Ann Robinson reviews the latest research from the top medical journals
The challenge of change
Residents of nursing homes who are living with advanced dementia are often prescribed antibiotics for possible urinary or chest infections despite a lack of evidence of infection or a clear rationale. This pragmatic cluster trial of 426 nursing home residents with advanced dementia found that a multicomponent intervention reduced the use of chest x rays compared with the control arm, but otherwise had no significant impact on management. Healthcare professionals were given pocket cards with communication tips, management flowcharts, feedback on their prescribing, in-person seminars, and online courses. Relatives of patients got a booklet. All this effort was associated with a non-significant reduction in antibiotic prescribing and no change in unwarranted initiation of antibiotics, catheterisations, blood tests, and hospital admissions. “Comfort” is the most common goal of treatment for this group of people, and intrusive testing and treatment can cause discomfort and harm. But this study shows just how hard it is to change entrenched medical practice.
mRNA covid-19 vaccines work well in patients with cirrhosis
Do covid-19 vaccines work among patients with cirrhosis, who often have impaired immune responses to vaccines and who were excluded from phase III clinical trials? This retrospective cohort study of over 20 000 US veterans with cirrhosis compared with a propensity-matched control group found that the vaccines worked well: a single dose of the Pfizer or Moderna (mRNA) vaccine was associated with a 64.8% reduction in covid infections and a 100% reduction in covid related hospitalisation or death after 28 days in both compensated and, to a lesser extent, decompensated cirrhosis. The second jab was associated with a 78.6% reduction in infections and 100% reduction in covid hospitalisation or death after seven days. The vaccinated and unvaccinated controls may not have been as well matched as the researchers had hoped, especially in terms of their covid exposure risk and frequency of PCR testing. But the timing of the study was good; it was done when there were still comparable numbers of vaccinated people and controls, whereas now it would be a struggle to find enough unvaccinated controls.
Room for optimism in chronic GVHD?
Chronic graft versus host disease (GVHD) is a major and distressing complication after allogeneic stem cell transplantation. Steroids (glucocorticoids) are usually prescribed, but either stop working or require constant use (with the attendant side effects) in around half of all cases. Good evidence about alternatives is lacking. This phase III open-label randomised trial into ruxolitinib—a protein kinase inhibitor targeting Janus kinase subtypes 1 and 2 that is used in myeloproliferative disorders and has been found to have some effect against GVHD—is welcome. Overall response at week 24 was greater in the ruxolitinib group than in the control group. The ruxolitinib group had longer median failure-free survival (>18.6 months v 5.7 months). The most common adverse effect was thrombocytopenia (15.2% in the ruxolitinib group, 10.1% in the control group) and anaemia (12.7% and 7.6% respectively). The incidence of cytomegalovirus infections and reactivations was similar in the two groups. More work is needed, and ruxolitinib is unlikely to be a panacea (hard-to-treat GVHD in liver and lungs showed little response), but it may offer some respite for patients who have already been through so much.

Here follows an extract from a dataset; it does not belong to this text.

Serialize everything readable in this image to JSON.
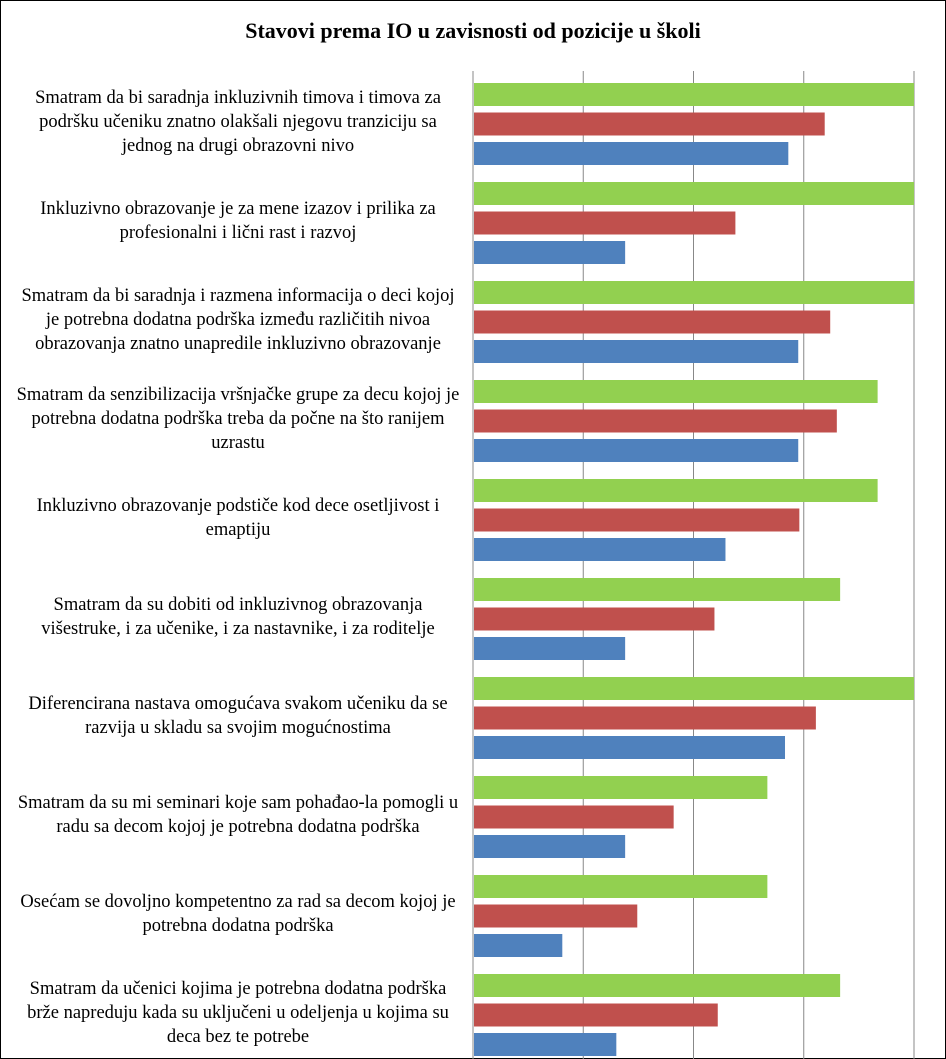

Safe delivery of small babies
Is iatrogenic delivery (early induction of labour or caesarean before labour) warranted in fetal growth restriction? It’s tricky because the aim is to minimise the increased risk of stillbirth associated with fetal growth restriction against the known harms of early delivery such as neurodevelopmental and educational delay. In addition, detection of fetal growth restriction is far from perfect, with over half of suspected cases turning out to have normal growth. This interesting, large, exploratory Australian retrospective cohort study found that infants who were severely small for gestational age, with a birth weight below the third centile, who were appropriately delivered early for suspected fetal growth restriction had poorer developmental outcomes when they started primary school. They had poorer educational outcomes compared with children with the same degree of growth restriction at birth who had not been suspected of having fetal growth restriction. This study raises lots of questions: data on maternal factors that may affect a child’s development (such as smoking, alcohol use, drug use, and obesity) were lacking, as were details about the causes of being small for gestational age. But the finding that such infants who were delivered early had poorer school outcomes suggests that iatrogenic prematurity may be harmful in itself. Delaying delivery to 38 weeks and early childhood interventions to improve neurocognitive function in this high risk group could help.
Does anyone still think that remdesivir or hydroxychloroquine is particularly helpful in the treatment of covid-19? The WHO Solidarity trial showed no effect on mortality, and this Norwegian add-on (NOR-Solidarity), which included biobank data and three months of clinical follow-up, found no significant differences in mortality, degree of respiratory failure, or inflammatory markers between those given remdesivir, hydroxychloroquine, or standard care. There was no placebo arm, and numbers were small (a total of 185 participants), but it surely represents yet another nail in this particular coffin.